Sorrell Chapel hosted poet Joseph Harrison Friday afternoon. Harrison, a native of Richmond, Virginia, moved to Alabama when his father became a professor at Auburn University.
The congregation of students and teachers who came to see Harrison filled every available space in the building.
“Since the poet grew up in Alabama, that drew my attention to hear his poetry, which in ways had been shaped by his upbringing in the South,” said Kalen Busby, a junior English major from Slapout.
Harrison is now a senior editor for Waywiser Press. The poet has released three poetry collections, “Someone Else’s Name” in 2003, “Identity Theft” in 2008 and “Shakespeare’s Horse” in 2015.

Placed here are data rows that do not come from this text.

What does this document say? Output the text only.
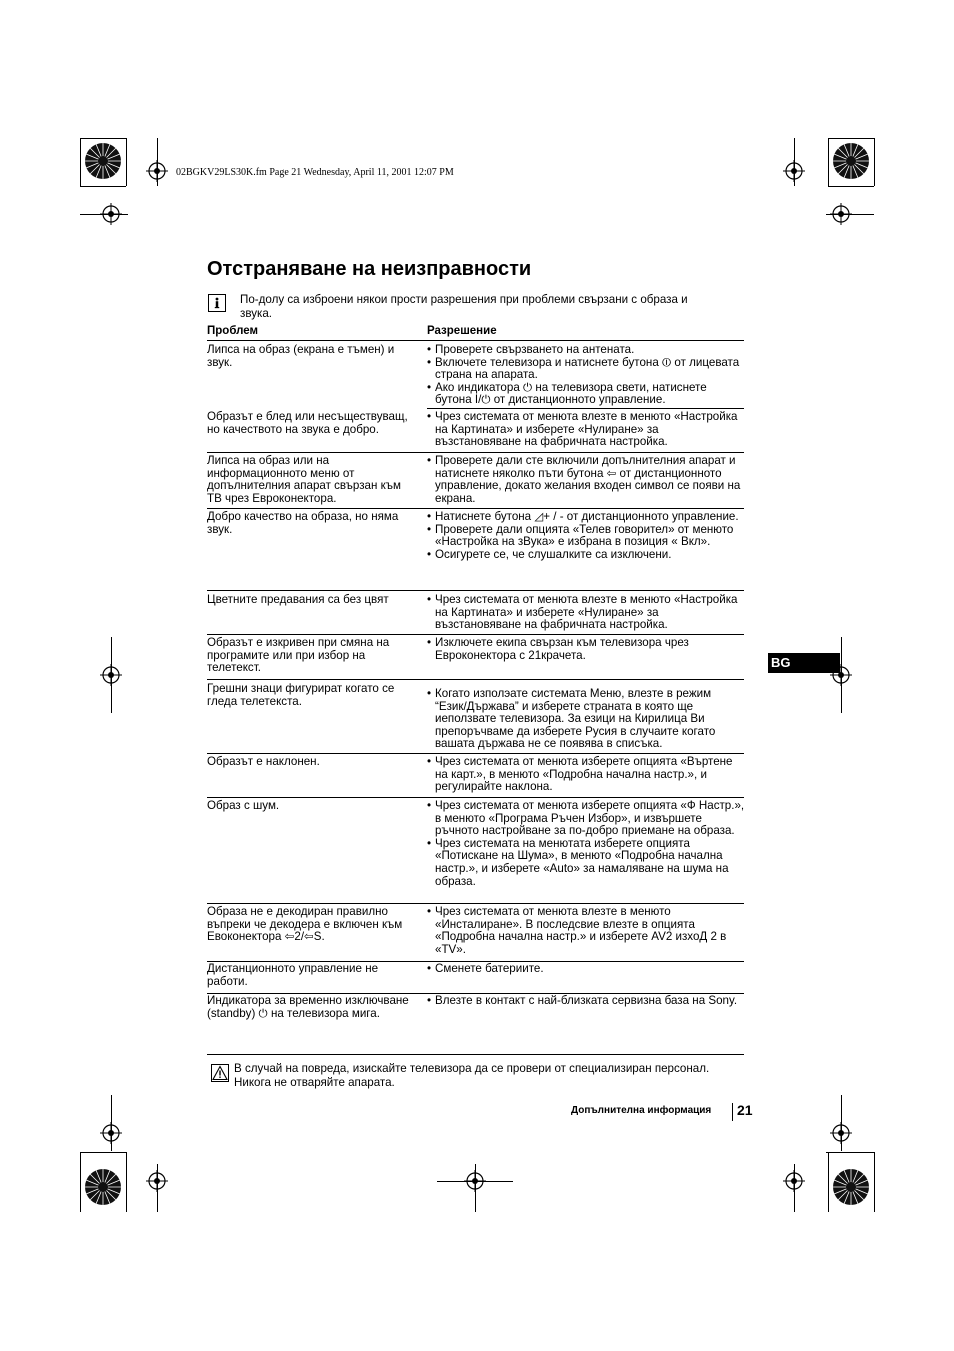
02BGKV29LS30K.fm Page 21 Wednesday, April 11, 2001 12:07 PM
Отстраняване на неизправности
По-долу са изброени някои прости разрешения при проблеми свързани с образа и звука.
Проблем	Разрешение
Липса на образ (екрана е тъмен) и звук.
• Проверете свързването на антената.
• Включете телевизора и натиснете бутона ⏼ от лицевата страна на апарата.
• Ако индикатора ⏻ на телевизора свети, натиснете бутона I/⏻ от дистанционното управление.
Образът е блед или несъществуващ, но качеството на звука е добро.
• Чрез системата от менюта влезте в менюто «Настройка на Картината» и изберете «Нулиране» за възстановяване на фабричната настройка.
Липса на образ или на информационното меню от допълнителния апарат свързан към ТВ чрез Евроконектора.
• Проверете дали сте включили допълнителния апарат и натиснете няколко пъти бутона ⇦ от дистанционното управление, докато желания входен символ се появи на екрана.
Добро качество на образа, но няма звук.
• Натиснете бутона ◿+ / - от дистанционното управление.
• Проверете дали опцията «Телев говорител» от менюто «Настройка на зВука» е избрана в позиция « Вкл».
• Осигурете се, че слушалките са изключени.
Цветните предавания са без цвят	• Чрез системата от менюта влезте в менюто «Настройка на Картината» и изберете «Нулиране» за възстановяване на фабричната настройка.
Образът е изкривен при смяна на програмите или при избор на телетекст.
• Изключете екипа свързан към телевизора чрез Евроконектора с 21крачета.
Грешни знаци фигурират когато се гледа телетекста.
• Когато изполэате системата Меню, влезте в режим “Език/Държава” и изберете страната в която ще иеползвате телевизора. За езици на Кирилица Ви препоръчваме да изберете Русия в случаите когато вашата държава не се появява в списъка.
Образът е наклонен.	• Чрез системата от менюта изберете опцията «Въртене на карт.», в менюто «Подробна начална настр.», и регулирайте наклона.
Образ с шум.	• Чрез системата от менюта изберете опцията «Ф Настр.», в менюто «Програма Ръчен Избор», и извършете ръчното настройване за по-добро приемане на образа.
• Чрез системата на менютата изберете опцията «Потискане на Шума», в менюто «Подробна начална настр.», и изберете «Auto» за намаляване на шума на образа.
Образа не е декодиран правилно въпреки че декодера е включен към Евоконектора ⇦2/⇦S.
• Чрез системата от менюта влезте в менюто «Инсталиране». В последсвие влезте в опцията «Подробна начална настр.» и изберете AV2 изхоД 2 в «TV».
Дистанционното управление не работи.
• Сменете батериите.
Индикатора за временно изключване (standby) ⏻ на телевизора мига.
• Влезте в контакт с най-близката сервизна база на Sony.
В случай на повреда, изискайте телевизора да се провери от специализиран персонал. Никога не отваряйте апарата.
BG
Допълнителна информация 21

“Someone Else’s Name” was published by Waywiser in the United Kingdom and then by Zoo Press in 2004.
The collection was one of five recommended poetry books for 2004 by the Washington Post and a finalist for the 2005 Poets’ Prize.
Also in 2005, he won an Academy Award in Literature from the American Academy of Arts and Letters.
His other collections have seen similar critical acclaim.
The Yale alumnus read from his latest poetry collection, “Shakespeare’s Horse.” Harrison’s voice filled the chapel with a boisterous, confident recitation.
“People look to poetry to add another aesthetic fold to their lives,” Harrison said. “Like music or movies, poetry is something people find release in.
“Poetry can claim qualities of rigid structure and fluid art at the same time, making it appealing to a wide audience.”
“Poetry is particularly interesting to me as an expressive art in the way poets use very specific language and structures to create the precise emotion or effect they are wanting through their craft,” Busby said. “It is especially interesting in that sense as a writer myself.”
“To readers and those curious about poetry, I would tell to explore many writers and time periods,” Harrison said.